As more units start to come online years after proposals were approved, some larger projects like the Charles Hotel are facing more prolonged delays. Introduced in 2021 and approved by the city council in 2022, the public-private partnership is slated to bring multifamily housing units, a parking garage and a hotel and restaurant to downtown Kalispell.

While the unique partnership entails a public-private transfer of city-owned properties to developers as part of a tax increment financing (TIF) funding avenue, project partner Bill Goldberg is facing the same issues of interest rates, construction costs and labor as other contractors.

Goldberg now estimates the development to cost more than $80 million, nearly twice as much as the original estimation when it was introduced to the city in 2021.

The project initially involved a deadline that required Goldberg to start the project by March 31, 2024, but the council granted him more time in order to obtain capital from investment groups, who are hesitant to fund the project in the current economic climate.

“Things continued to slide on the timeline because of the lack of the ability to take the next steps with the funding to commit to signing a buy-sell with the city,” Goldberg said at the March 27 work session. “It wasn’t a stall tactic on my part, it was the reality that I didn’t want to take the next step without having the capital fully procured.”

“It’s a big shift,” Goldberg added. “It wasn’t for lack of trying and it wasn’t for lack of motivation for the project – it’s just the economic climate.”

The Charles Hotel. Rendering courtesy of A&E Design

David Smith, the executive director of the Montana Contractor’s Association, says similar challenges are causing backlogs of other commercial projects as financing becomes more difficult.

“Inflation has increased the material cost drastically and, at the same time, interest rates have gone up,” Smith said. “Instead of financing something at 4% or 5%, you’re at 6% or 7% – that’s a big deal. What’s happening is a lot of different projects that maybe somebody would be building an office building for a couple confirmed tenants, but 50% would be open to lease – those kinds of projects are being pulled back. It’s not a factor that’s affecting the daily work for contractors, but it’s affecting the backlog of future projects.”

At the University of Montana’s Bureau of Business and Economic Research (BBER), research economist Derek Sheehan attributes the economic climate to the “three L’s” – land, labor and loans.

“As land values go up, it’s harder and harder to build on that property and higher value homes make up those margins,” Sheehan said. “With loans – interest rates are high and it’s becoming harder to secure a loan … Some of those permits are just sitting there.”

Sheehan said labor remains tight in construction as the state’s unemployment rate continues to hover around 3%.

But according to the Montana Department of Industry and Labor (DLI), there were 38,200 construction jobs on the payroll in January 2024 compared to 31,000 in February 2020. While there are more laborers, construction jobs grew by 8.3% in 2022 and the DLI is projecting a need for 1,000 new construction jobs per year over the next decade.
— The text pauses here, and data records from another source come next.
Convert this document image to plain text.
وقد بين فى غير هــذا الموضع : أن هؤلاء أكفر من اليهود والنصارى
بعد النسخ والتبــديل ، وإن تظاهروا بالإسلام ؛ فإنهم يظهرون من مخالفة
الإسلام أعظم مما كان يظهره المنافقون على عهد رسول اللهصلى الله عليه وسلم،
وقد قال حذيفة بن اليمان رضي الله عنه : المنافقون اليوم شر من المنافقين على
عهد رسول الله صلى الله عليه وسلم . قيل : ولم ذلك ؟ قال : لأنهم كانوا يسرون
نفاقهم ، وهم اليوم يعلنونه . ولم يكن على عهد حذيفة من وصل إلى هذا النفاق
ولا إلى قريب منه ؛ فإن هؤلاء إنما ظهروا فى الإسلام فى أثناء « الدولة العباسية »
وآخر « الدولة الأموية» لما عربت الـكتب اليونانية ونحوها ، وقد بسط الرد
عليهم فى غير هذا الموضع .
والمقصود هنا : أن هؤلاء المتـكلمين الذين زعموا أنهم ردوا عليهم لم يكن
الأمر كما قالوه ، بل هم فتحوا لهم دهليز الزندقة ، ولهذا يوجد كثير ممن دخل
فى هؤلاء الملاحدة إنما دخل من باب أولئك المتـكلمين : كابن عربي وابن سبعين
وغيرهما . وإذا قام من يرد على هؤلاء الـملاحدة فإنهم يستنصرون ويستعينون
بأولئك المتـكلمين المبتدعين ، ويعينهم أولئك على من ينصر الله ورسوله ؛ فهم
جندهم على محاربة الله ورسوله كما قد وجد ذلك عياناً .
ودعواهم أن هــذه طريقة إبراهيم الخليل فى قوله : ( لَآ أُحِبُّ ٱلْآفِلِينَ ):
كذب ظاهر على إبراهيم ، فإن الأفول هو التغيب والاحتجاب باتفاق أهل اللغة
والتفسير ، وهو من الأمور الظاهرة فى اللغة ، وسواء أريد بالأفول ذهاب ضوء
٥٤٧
“So, we’ve got this growth of 8,000 new jobs in the last four years, yet we need 1,000 more per year going forward,” Smith said.

Despite the economic challenges, Sorensen says the planning department in Kalispell continues to see project proposals from interested developers and, while building activity has slowed from its peak, the demand remains high.

“It’s ticked down, but it’s historically high,” Sorensen said. “You’re still seeing higher interest rates, you’re still seeing higher construction costs … but when you talk with developers – I think what they value more than anything is certainty. Knowing what the costs are going to be so they can make decisions.”